低氧运动与DNA甲基化的研究进展
2019-11-26孟昶朱磊田雪文王清路
孟昶 朱磊 田雪文 王清路
摘 要:DNA甲基化调控基因的表达,在肥胖和2型糖尿病等代谢类疾病的发病机制中起重要作用。针对 DNA 甲基化检测研究方法包括全基因组亚硫酸盐测序(BS-seq)、甲基化 DNA 免疫共沉淀测序(Me DIP-seq)和亚硫酸氢盐测序(RRBS)。研究表明低氧与EPAS1甲基化呈负相关,与LINE-1甲基化呈正相关,低氧运动可以使CpG和DMR甲基化显著。综述DNA甲基化分子机制及相关技术,探讨低氧运动与DNA甲基化的分子机制及生理学意义,展望低氧运动与DNA甲基化的研究前景,为防治代谢类疾病提供更多依据。
关键词:低氧运动;DNA甲基化;亚硫酸氢盐测序
中图分类号:G804.7 文献标识码:A 文章编号:1009-9840(2019)05-0066-04
Abstract:DNA methylation is one of the well-known epigenetic markers that regulate gene expression and play an important role in the pathogenesis of metabolic diseases such as obesity and type 2 diabetes. Methods for DNA methylation detection include genome-wide sulfite sequencing (BS-seq), methylated DNA immunoprecipitation sequencing (Me DIP-seq), and bisulfite sequencing (RRBS). Studies have shown that hypoxia is negatively correlated with EPAS1 methylation and positively correlated with LINE-1 methylation. In this paper, we review the molecular mechanism and physiological significance of hypoxia and DNA methylation by reviewing the molecular mechanisms and related technologies of DNA methylation, and prospectively study the hypoxia movement and DNA methylation research, and provide more for the prevention and treatment of metabolic diseases.
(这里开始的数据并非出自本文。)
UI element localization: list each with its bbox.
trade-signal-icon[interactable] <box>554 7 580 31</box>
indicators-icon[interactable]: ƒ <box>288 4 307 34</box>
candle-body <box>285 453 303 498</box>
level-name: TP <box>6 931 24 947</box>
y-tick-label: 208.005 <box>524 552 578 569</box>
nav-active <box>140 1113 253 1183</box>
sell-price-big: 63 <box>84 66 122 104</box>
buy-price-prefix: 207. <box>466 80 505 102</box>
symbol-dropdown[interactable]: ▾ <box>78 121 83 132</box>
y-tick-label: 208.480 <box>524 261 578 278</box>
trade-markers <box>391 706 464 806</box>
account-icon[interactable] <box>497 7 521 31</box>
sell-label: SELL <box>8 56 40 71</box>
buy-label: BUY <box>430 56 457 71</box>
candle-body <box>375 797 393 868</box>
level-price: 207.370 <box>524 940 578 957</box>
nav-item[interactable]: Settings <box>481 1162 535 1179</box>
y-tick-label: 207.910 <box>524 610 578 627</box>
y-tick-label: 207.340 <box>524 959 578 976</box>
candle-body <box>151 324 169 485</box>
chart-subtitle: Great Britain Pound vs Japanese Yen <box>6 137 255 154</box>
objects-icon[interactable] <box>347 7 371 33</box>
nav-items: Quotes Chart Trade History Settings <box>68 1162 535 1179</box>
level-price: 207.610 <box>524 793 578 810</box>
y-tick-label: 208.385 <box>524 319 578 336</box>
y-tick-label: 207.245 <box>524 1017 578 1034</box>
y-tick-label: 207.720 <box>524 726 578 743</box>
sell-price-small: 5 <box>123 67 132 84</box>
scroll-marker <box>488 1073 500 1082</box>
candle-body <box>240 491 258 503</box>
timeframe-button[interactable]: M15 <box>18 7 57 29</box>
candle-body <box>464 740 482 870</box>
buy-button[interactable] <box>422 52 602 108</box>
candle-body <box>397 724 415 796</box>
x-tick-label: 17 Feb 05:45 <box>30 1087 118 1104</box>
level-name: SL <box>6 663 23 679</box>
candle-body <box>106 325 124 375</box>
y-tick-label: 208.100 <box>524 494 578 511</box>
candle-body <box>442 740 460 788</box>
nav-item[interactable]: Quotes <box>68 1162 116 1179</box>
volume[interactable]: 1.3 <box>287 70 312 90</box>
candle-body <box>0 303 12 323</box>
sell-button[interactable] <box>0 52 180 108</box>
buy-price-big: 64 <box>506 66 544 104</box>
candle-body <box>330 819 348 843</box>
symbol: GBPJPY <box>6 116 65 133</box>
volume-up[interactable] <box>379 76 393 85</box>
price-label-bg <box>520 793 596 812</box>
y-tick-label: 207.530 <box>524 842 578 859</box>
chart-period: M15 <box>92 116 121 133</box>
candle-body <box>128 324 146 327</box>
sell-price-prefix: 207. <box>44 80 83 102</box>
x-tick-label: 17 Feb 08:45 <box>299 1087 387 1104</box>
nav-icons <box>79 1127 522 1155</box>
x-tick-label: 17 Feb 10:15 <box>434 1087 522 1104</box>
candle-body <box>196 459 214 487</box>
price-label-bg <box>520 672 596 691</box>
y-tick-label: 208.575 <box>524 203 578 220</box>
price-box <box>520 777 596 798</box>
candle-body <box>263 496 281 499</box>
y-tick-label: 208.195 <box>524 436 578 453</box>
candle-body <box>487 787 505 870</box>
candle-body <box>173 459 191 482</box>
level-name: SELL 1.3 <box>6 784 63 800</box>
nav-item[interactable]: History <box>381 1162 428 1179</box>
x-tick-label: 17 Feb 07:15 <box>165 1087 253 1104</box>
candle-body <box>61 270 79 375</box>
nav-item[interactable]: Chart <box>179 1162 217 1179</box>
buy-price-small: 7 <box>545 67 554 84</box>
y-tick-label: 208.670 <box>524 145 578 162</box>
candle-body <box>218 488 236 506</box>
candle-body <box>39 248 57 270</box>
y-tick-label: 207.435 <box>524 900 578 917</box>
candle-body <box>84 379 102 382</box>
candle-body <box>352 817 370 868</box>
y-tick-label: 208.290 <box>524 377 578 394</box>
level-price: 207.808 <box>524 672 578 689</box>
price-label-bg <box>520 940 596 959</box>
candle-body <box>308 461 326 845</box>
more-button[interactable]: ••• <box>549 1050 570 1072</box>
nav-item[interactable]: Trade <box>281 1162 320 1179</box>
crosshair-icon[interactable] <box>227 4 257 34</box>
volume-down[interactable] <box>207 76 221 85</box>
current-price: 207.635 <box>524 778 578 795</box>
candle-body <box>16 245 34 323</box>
Key words:hypoxic exercise;DNA methylation;RRBS
隨着社会的进步,人民生活水平的提高,生活习惯和生活环境发生了翻天覆地的变化,伴随而来的是肥胖、三高症以及2型糖尿病等代谢类疾病发病率不断提高,并且患病人群具有年轻化趋势,严重威胁人类的健康。表观遗传学被认为是基因表达的可遗传变化,而不是由于DNA序列的任何改变[1]。表观遗传学的重要性在于对一些现象提供了部分的解释,而这些现象单靠经典遗传学是无法解释的,因此它已引起越来越多的关注[2]。DNA甲基化是最著名的表观遗传学标记之一,在基因表达修饰中起到不可忽视的作用。以往研究证实了低氧条件下对EPAS1甲基化呈负相关,与LINE-1甲基化呈正相关,而现阶段初步研究发现,低氧运动与常氧运动相比甲基化升高或降低大于25%的单个CpG甲基化位点共计675 个,所有 CpG 平均甲基化,这很可能是调控肥胖等代谢性疾病的一种重要干预手段[3-4]。本文通过综述DNA甲基化分子机制及相关技术,探讨低氧运动与DNA甲基化的分子机制及生理学意义,展望研究前景,为运动有益于健康提供更多重要依据。
1 DNA甲基化
DNA甲基化是一种DNA化学修饰形式,是将甲基加入胞嘧啶或腺嘌呤的过程,还可以在不改变序列的情况下改变DNA分子活性。5-甲基胞嘧啶的甲基化在原核生物与真核生物中是广泛存在的,它是一种非常重要的表观遗传修饰,可以调控基因的活性,影响基因组印迹、细胞分化、转录调控、染色质重塑等一系列关键过程。通过基因组分析DNA甲基化对理解甲基化在正常生物学和代谢类疾病中的影响至关重要。有研究表明,哺乳动物基因组中有60%的CpG二核苷酸是甲基化的[5]。CpG二核苷酸通常存在于CpG中,通常是甲基化的基因启动子[6]。而近期在哺乳动物基因组中发现5-羟甲基胞嘧啶、5-甲酰胞嘧啶、5-羧胞嘧啶等5-甲基胞嘧啶氧化衍生物,进一步拓展了人们对甲基化调控的认识[7]。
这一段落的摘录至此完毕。